Aus Sicht der AWO als Trägerin vieler Angebote und Initiativen für Flüchtlingshilfe und Integrationsförderung gibt es die Notwendigkeit der zügigen Regelung in folgenden Themen:

  • Der Status der Flüchtlinge und Schutzsuchenden muss erheblich schneller geklärt werden.
  • Die Asylverfahren dauern zu lange, das Bundesamt hat zu wenig qualifiziertes Personal, die Flüchtlinge erleiden zu viele bürokratische Hürden und haben in dieser Zeit nur eingeschränkten oder zu späten Zugang zu Hilfen für den Spracherwerb, für selbständiges Wohnen und Arbeiten.

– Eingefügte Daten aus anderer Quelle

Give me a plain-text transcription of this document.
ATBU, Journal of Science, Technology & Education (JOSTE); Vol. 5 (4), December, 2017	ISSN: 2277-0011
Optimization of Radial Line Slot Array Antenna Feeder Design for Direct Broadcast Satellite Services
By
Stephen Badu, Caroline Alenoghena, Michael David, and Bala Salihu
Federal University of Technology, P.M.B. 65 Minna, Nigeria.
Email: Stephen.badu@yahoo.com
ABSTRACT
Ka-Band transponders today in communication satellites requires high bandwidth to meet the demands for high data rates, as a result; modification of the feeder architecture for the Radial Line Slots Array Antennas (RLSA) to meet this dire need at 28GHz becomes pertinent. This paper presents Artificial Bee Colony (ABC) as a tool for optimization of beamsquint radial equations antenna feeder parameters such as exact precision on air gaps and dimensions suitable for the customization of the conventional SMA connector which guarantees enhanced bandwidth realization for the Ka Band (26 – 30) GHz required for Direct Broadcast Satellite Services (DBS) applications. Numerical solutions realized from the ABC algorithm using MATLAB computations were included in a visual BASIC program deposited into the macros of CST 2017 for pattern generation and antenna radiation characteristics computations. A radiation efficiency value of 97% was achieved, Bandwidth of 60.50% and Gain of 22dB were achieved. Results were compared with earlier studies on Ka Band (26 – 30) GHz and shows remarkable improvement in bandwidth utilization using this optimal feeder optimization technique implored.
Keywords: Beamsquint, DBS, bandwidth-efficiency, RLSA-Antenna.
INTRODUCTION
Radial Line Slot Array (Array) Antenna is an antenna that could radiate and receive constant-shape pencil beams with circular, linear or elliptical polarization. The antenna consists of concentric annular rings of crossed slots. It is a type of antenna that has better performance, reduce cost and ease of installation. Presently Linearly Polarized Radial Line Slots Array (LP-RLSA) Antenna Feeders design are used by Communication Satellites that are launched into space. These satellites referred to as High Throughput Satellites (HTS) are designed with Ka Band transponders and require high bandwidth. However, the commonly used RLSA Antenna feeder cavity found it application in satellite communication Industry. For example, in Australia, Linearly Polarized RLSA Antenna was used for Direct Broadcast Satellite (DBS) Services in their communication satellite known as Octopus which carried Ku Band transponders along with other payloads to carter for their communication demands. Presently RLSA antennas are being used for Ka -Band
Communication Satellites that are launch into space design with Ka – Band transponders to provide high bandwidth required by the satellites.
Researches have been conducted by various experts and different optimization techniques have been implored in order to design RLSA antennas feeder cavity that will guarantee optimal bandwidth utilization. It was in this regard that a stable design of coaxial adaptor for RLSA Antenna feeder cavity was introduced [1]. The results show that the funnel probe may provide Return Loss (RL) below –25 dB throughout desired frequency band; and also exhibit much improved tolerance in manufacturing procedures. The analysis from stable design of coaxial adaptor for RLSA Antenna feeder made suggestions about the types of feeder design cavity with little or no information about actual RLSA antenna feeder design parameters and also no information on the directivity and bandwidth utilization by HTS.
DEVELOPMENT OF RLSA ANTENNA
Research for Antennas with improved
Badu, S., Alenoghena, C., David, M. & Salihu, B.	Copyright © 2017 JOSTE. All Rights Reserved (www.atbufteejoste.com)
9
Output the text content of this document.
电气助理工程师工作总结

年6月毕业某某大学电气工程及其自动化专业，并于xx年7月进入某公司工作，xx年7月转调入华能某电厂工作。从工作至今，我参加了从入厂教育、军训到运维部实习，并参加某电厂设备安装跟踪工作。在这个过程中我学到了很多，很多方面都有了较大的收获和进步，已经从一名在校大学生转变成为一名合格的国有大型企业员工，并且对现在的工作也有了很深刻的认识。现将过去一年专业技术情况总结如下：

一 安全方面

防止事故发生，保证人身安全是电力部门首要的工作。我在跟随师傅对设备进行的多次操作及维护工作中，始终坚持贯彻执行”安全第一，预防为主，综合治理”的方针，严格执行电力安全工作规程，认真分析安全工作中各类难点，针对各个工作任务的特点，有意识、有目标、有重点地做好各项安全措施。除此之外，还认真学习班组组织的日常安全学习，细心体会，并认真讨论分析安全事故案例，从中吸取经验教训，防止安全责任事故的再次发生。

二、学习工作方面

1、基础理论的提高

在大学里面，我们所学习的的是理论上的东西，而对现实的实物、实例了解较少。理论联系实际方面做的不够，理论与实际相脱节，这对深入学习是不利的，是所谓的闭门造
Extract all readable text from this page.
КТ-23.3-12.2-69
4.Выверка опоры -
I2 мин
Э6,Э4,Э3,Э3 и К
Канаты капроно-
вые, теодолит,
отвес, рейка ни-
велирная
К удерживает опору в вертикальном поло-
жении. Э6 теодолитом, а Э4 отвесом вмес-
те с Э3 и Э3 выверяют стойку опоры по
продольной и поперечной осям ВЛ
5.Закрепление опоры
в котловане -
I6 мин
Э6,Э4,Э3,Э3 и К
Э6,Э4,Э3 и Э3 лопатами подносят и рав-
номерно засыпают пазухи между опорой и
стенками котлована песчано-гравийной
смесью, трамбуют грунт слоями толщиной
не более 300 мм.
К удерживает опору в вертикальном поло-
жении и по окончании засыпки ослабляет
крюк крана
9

Das ist unwürdig, ausgrenzend und bedeutet für den Einzelnen erhebliche  Belastungen.
  • Die EU-Aufnahmerichtlinie muss umfassend und zeitnah in deutsches Recht umgesetzt werden. Betroffen sind hier vor Allem besonders Schutzbedürftige wie Traumatisierte Schutzsuchende und Unbegleitete Minderjährige. Die damit entstehenden Verzögerungen treffen vor allem die Verbesserungen für die Aufnahme und die Unterstützung von Unbegleiteten Minderjährigen Flüchtlingen.
  • Die Zahlen der Unbegleiteten Minderjährigen Flüchtlinge sind wie die Zahlen der Flüchtlinge weltweit angestiegen. Dies war absehbar. Sie alle, auch begleitete Kinder, brauchen mehr altersgerechte und fachlich fundierte Betreuungs-, Bildungs- und Ausbildungshilfen entsprechend der UN-Kinderrechtskonvention.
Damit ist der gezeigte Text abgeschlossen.